Christoph EschenbachPhotograph: Michael TammaroIt’s not every day you get two overtures (or one for that matter) to open a concert. So following a potently expressive, weighty and incisive account of Egmont – Christoph Eschenbach saving something thrilling for the victory lap, the London Philharmonic athletic in response – came a rare outing for Overture, Scherzo and Finale. Wonderful Schumann! Wonderful performance! How inimitable and communicative this music is, from deep within Schumann’s soul, yet tripping airily if not without yearning asides. Eschenbach, using the full complement of LPO strings (16/14/12/10/8), had no difficulty ensuring lightness of touch, transparent textures, delectable detail and varied dynamics. So Schumann couldn’t orchestrate? Huh! Pacing was perfect, phrasing flexible, the ebb and flow of this absorbing three-movement ‘symphony’ natural and revealing, the Finale resolute and glorious. Here was a reading of character and clarity.

Ray ChenPhotograph: Chris DunlopRay Chen has recorded Mendelssohn’s evergreen Violin Concerto (there is an earlier example in D minor) for Sony Classical, an impressive release that includes Tchaikovsky’s Concerto (Daniel Harding conducting). Chen, for the most part, was admirable here too with shapely and intense playing, an attractive tone, and a visible enjoyment in performing and sharing. With a stylish and sympathetic accompaniment Chen caught the passion and touching lyricism of the first movement (and exposed the range of the cadenza) and then moved into the repose and tenderness of the Andante without affectation. Far less convincing was the hectic approach to the finale, which lost the music its gossamer and susceptible aspects, Chen chomping through the music rather than letting it breathe and dance. A shame, but at least the cellos managed some profile and bloom. Having turned Mendelssohn into Paganini, Chen offered the real thing as an encore, Caprice No.21 (in A), a soulful melody with increasing embellishment and a fireworks coda, all brought off with aplomb.

As for Beethoven’s Fifth, what had hallmarked the Schumann – antiphonal violins, a full and lustrous bass, brass integrated rather than dominating, and a wholeness of approach that befits symphonic music – also paid many dividends in this time-honoured yet fresh account. The first movement was emotionally urgent but not rushed, and there was an underlying sense of burden (this is after all a darkness-to-light piece), John Anderson’s oboe soliloquy seeming to be a lament for us all. Eschenbach’s lithe approach, metronome-free, kept the second movement in motion but never tight (some exquisite woodwind-playing along the way), and the Scherzo moved with purpose and in shadows, the Trio gutsy.

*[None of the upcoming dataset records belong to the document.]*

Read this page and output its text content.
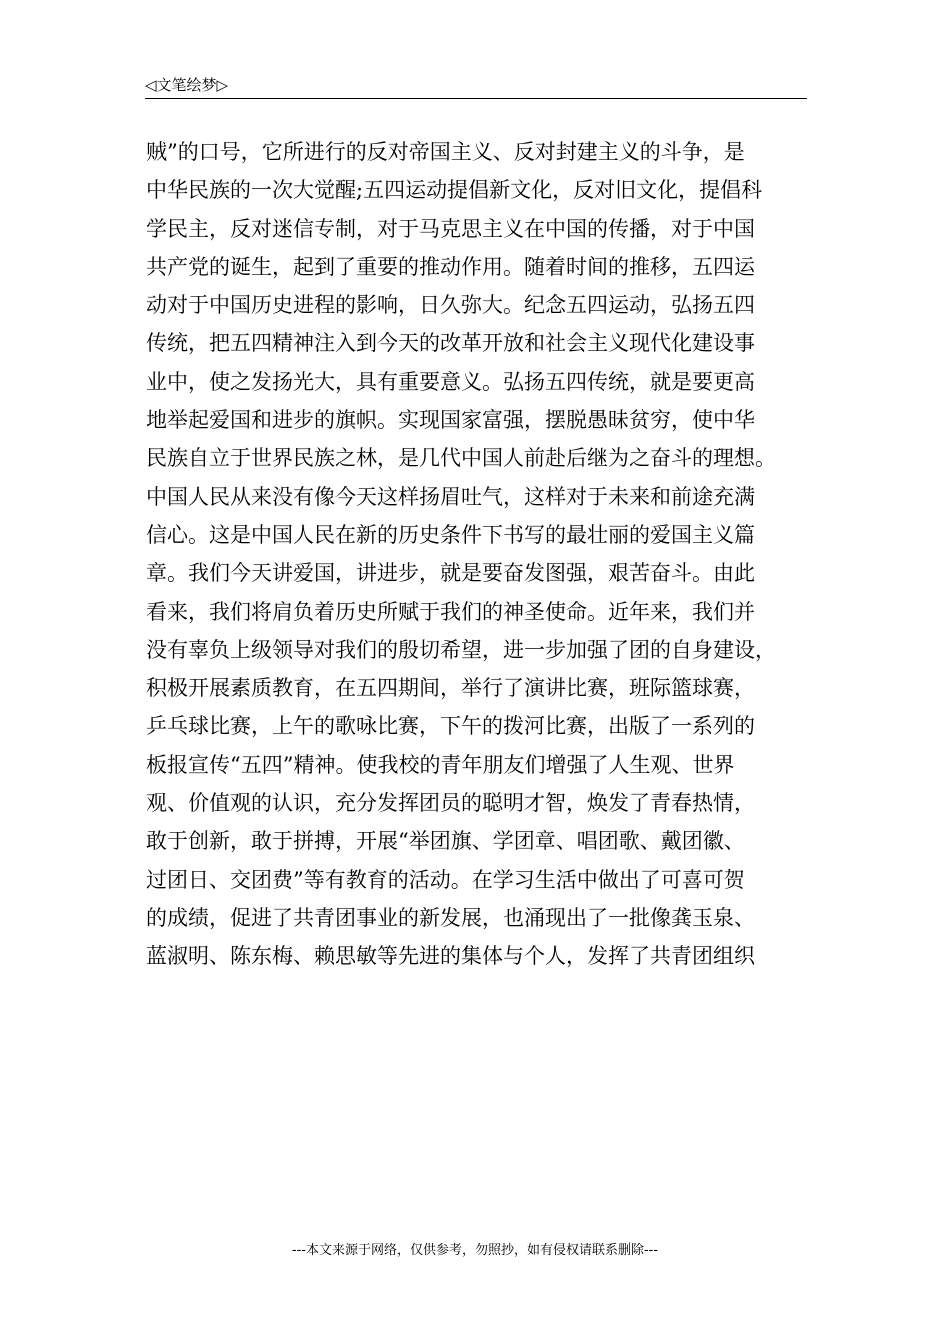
◁文笔绘梦▷
贼”的口号，它所进行的反对帝国主义、反对封建主义的斗争，是
中华民族的一次大觉醒;五四运动提倡新文化，反对旧文化，提倡科
学民主，反对迷信专制，对于马克思主义在中国的传播，对于中国
共产党的诞生，起到了重要的推动作用。随着时间的推移，五四运
动对于中国历史进程的影响，日久弥大。纪念五四运动，弘扬五四
传统，把五四精神注入到今天的改革开放和社会主义现代化建设事
业中，使之发扬光大，具有重要意义。弘扬五四传统，就是要更高
地举起爱国和进步的旗帜。实现国家富强，摆脱愚昧贫穷，使中华
民族自立于世界民族之林，是几代中国人前赴后继为之奋斗的理想。
中国人民从来没有像今天这样扬眉吐气，这样对于未来和前途充满
信心。这是中国人民在新的历史条件下书写的最壮丽的爱国主义篇
章。我们今天讲爱国，讲进步，就是要奋发图强，艰苦奋斗。由此
看来，我们将肩负着历史所赋于我们的神圣使命。近年来，我们并
没有辜负上级领导对我们的殷切希望，进一步加强了团的自身建设，
积极开展素质教育，在五四期间，举行了演讲比赛，班际篮球赛，
乒乓球比赛，上午的歌咏比赛，下午的拨河比赛，出版了一系列的
板报宣传“五四”精神。使我校的青年朋友们增强了人生观、世界
观、价值观的认识，充分发挥团员的聪明才智，焕发了青春热情，
敢于创新，敢于拼搏，开展“举团旗、学团章、唱团歌、戴团徽、
过团日、交团费”等有教育的活动。在学习生活中做出了可喜可贺
的成绩，促进了共青团事业的新发展，也涌现出了一批像龚玉泉、
蓝淑明、陈东梅、赖思敏等先进的集体与个人，发挥了共青团组织
---本文来源于网络，仅供参考，勿照抄，如有侵权请联系删除---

Maybe the transition into the finale could have been quieter and more eerie but the last movement itself blazed, the tempo majestic, the progression to C major achieved with certainty. Outer movement repeats were observed and keenly intensified.

Like Kurt Masur, also closely associated with the London Philharmonic, Christoph Eschenbach (a shock to find that he is now 75, but he remains a chipper presence on the podium) brings old-world values to his music-making: good balance, a powerful but lucid orchestral timbre built from the bass up, even-handedness between a score’s letter and spirit, and a trust in the music that has no need of novelty or showmanship. The LPO responded in kind – full, modern, nothing doubled and ‘bumper’-free: the result was comprehensive and rewarding.